L’efficience, c’est comme dans une entreprise, vous la trouverez dans la mesure où vous avez une stratégie « ressources humaines et organisation », qui est bien conduite par rapport à l’objectif de l’entreprise. Une stratégie qui implique la formation des hommes, leur qualification, la capacité d’évolution et de valorisation des tâches, la mobilité qui en découle, la capacité de se redéployer au fur et à mesure que l’entité communautaire évolue, que des fonctions prennent plus d’importance et d’autres moins.

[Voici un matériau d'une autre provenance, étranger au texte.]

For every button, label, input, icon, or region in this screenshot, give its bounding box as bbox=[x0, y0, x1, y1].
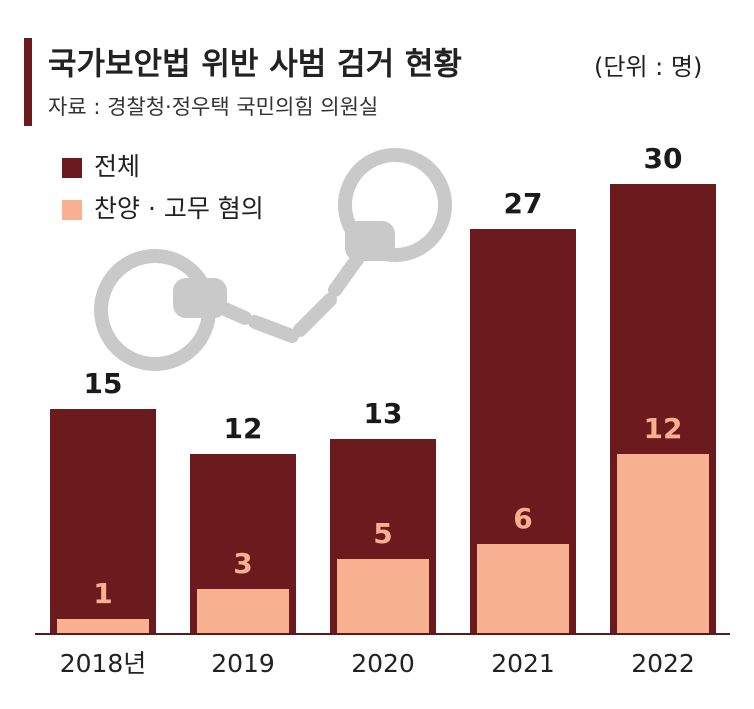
value-label: 1 bbox=[93, 577, 112, 610]
value-label: 13 bbox=[364, 397, 403, 430]
cuff-right bbox=[338, 148, 452, 262]
x-tick-label: 2021 bbox=[491, 649, 555, 678]
value-label: 5 bbox=[373, 517, 392, 550]
legend-label: 찬양 · 고무 혐의 bbox=[94, 194, 264, 223]
value-label: 12 bbox=[224, 412, 263, 445]
legend-label: 전체 bbox=[94, 152, 140, 181]
legend-swatch bbox=[62, 200, 82, 220]
total-bar bbox=[50, 409, 156, 634]
source-note: 자료 : 경찰청·정우택 국민의힘 의원실 bbox=[48, 95, 378, 119]
value-label: 3 bbox=[233, 547, 252, 580]
value-label: 27 bbox=[504, 187, 543, 220]
x-tick-label: 2020 bbox=[351, 649, 415, 678]
subset-bar bbox=[477, 544, 569, 634]
subset-bar bbox=[197, 589, 289, 634]
legend-swatch bbox=[62, 158, 82, 178]
chart-title: 국가보안법 위반 사범 검거 현황 bbox=[48, 47, 462, 83]
lock-left bbox=[173, 278, 227, 318]
subset-bar bbox=[337, 559, 429, 634]
subset-bar bbox=[617, 454, 709, 634]
x-tick-label: 2018년 bbox=[60, 649, 147, 678]
x-tick-label: 2022 bbox=[631, 649, 695, 678]
subset-bar bbox=[57, 619, 149, 634]
lock-right bbox=[345, 221, 395, 261]
value-label: 6 bbox=[513, 502, 532, 535]
handcuffs bbox=[94, 148, 452, 371]
title-accent bbox=[24, 38, 32, 126]
value-label: 15 bbox=[84, 367, 123, 400]
unit-note: (단위 : 명) bbox=[594, 53, 702, 81]
value-label: 30 bbox=[644, 142, 683, 175]
x-tick-label: 2019 bbox=[211, 649, 275, 678]
value-label: 12 bbox=[644, 412, 683, 445]
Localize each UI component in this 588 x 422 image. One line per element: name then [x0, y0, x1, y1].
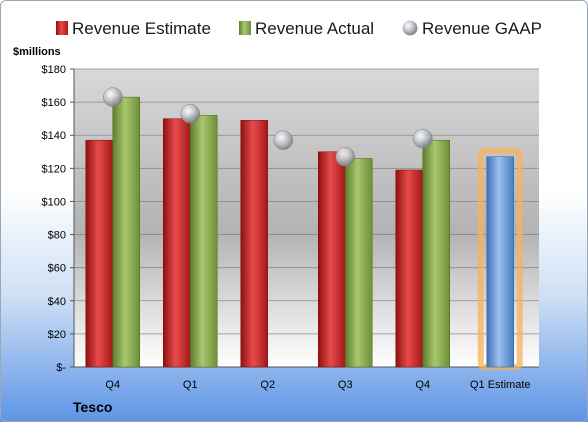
legend-swatch-revenue-actual	[239, 21, 251, 35]
gridlines	[70, 68, 539, 368]
legend-swatch-revenue-gaap	[402, 20, 418, 36]
y-tick-label: $80	[48, 230, 66, 242]
legend-label-revenue-gaap: Revenue GAAP	[422, 19, 542, 38]
x-category-label: Q1 Estimate	[470, 379, 531, 391]
y-tick-label: $100	[42, 196, 66, 208]
y-tick-label: $60	[48, 263, 66, 275]
bar-revenue-estimate	[163, 118, 191, 368]
x-category-label: Q2	[260, 379, 275, 391]
bar-q1-estimate	[486, 156, 514, 368]
y-axis-ticks: $- $20 $40 $60 $80 $100 $120 $140 $160 $180	[42, 64, 67, 374]
x-category-label: Q4	[105, 379, 120, 391]
bar-revenue-estimate	[85, 139, 113, 368]
bars	[85, 96, 523, 370]
legend: Revenue Estimate Revenue Actual Revenue …	[56, 19, 542, 38]
gaap-markers	[103, 87, 433, 167]
y-tick-label: $20	[48, 329, 66, 341]
bar-revenue-actual	[345, 158, 373, 368]
bar-revenue-actual	[190, 115, 218, 368]
x-category-label: Q1	[183, 379, 198, 391]
marker-revenue-gaap	[335, 146, 355, 167]
legend-label-revenue-actual: Revenue Actual	[255, 19, 374, 38]
y-tick-label: $140	[42, 130, 66, 142]
y-tick-label: $40	[48, 296, 66, 308]
marker-revenue-gaap	[103, 87, 123, 107]
y-tick-label: $160	[42, 97, 66, 109]
x-category-label: Q4	[415, 379, 430, 391]
bar-revenue-actual	[422, 139, 450, 368]
plot-area	[74, 69, 539, 367]
bar-revenue-estimate	[240, 120, 268, 368]
legend-item-revenue-actual[interactable]: Revenue Actual	[239, 19, 374, 38]
y-tick-label: $-	[56, 362, 66, 374]
bar-revenue-actual	[112, 96, 140, 368]
marker-revenue-gaap	[413, 128, 433, 149]
unit-label: $millions	[13, 46, 61, 58]
bar-revenue-estimate	[318, 151, 346, 368]
legend-swatch-revenue-estimate	[56, 21, 68, 35]
legend-item-revenue-gaap[interactable]: Revenue GAAP	[402, 19, 543, 38]
x-axis-categories: Q4 Q1 Q2 Q3 Q4 Q1 Estimate	[105, 379, 530, 391]
bar-revenue-estimate	[395, 169, 423, 368]
marker-revenue-gaap	[180, 103, 200, 124]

Sinon, l’organisation devient rigide, donc fonctionne mal, ou alors par crises, ce qui n’est jamais une solution.
Dans ces conditions, diminuer les effectifs n’est pas à la bonne façon de poser le problème. La Courly a des missions à remplir. Dans la mesure où une stratégie efficace a été définie, nous le remplirons avec le souci du qualificatif. Pour cela, nous augmenterons le budget « formation » des personnels. Dès juillet, nous mettrons aussi sur la table de travail et de négociations un plan d’intéressement.
Le Progrès : Une agglomération est un espace où l’on habite, où l’on circule, où l’on se soigne. Si l’on vous a bien compris, le rôle du responsable politique est d’engager la réflexion pour l’amélioration, l’aménagement, on devrait dire la « rénovation » de cet espace.
Michel Noir : La rénovation, c’est le respect d’une primauté de la personne, donc le fait qu’on ordonne les politiques non à des impératifs techniques, mais à des impératifs de finalité humaine. De sorte que, dans le match entre la finalité et les moyens, on doit respecter la finalité et ne pas laisser piéger par le scientisme de la technique.
intertitre : Ne pas se transformer en « garde-mobile chef » !
La rénovation, cela signifie aussi que, lorsque tout bouge, il faut soi-même bouger. Sinon, on se rigidifie, on se transforme en garde-mobile chef, responsable du maintien de l’ordre des idées, et alors les choses se rigidifient de plus en plus, et il y a risque d’explosion.
Faire du maintien de l’ordre idéologique, c’est toujours la facilité vers laquelle ont tendance à aller ceux qui sont inquiets ou ne comprennent pas ce qui se passe. Ils appliquent le principe de Bismarck : « Je réprime avant de comprendre ».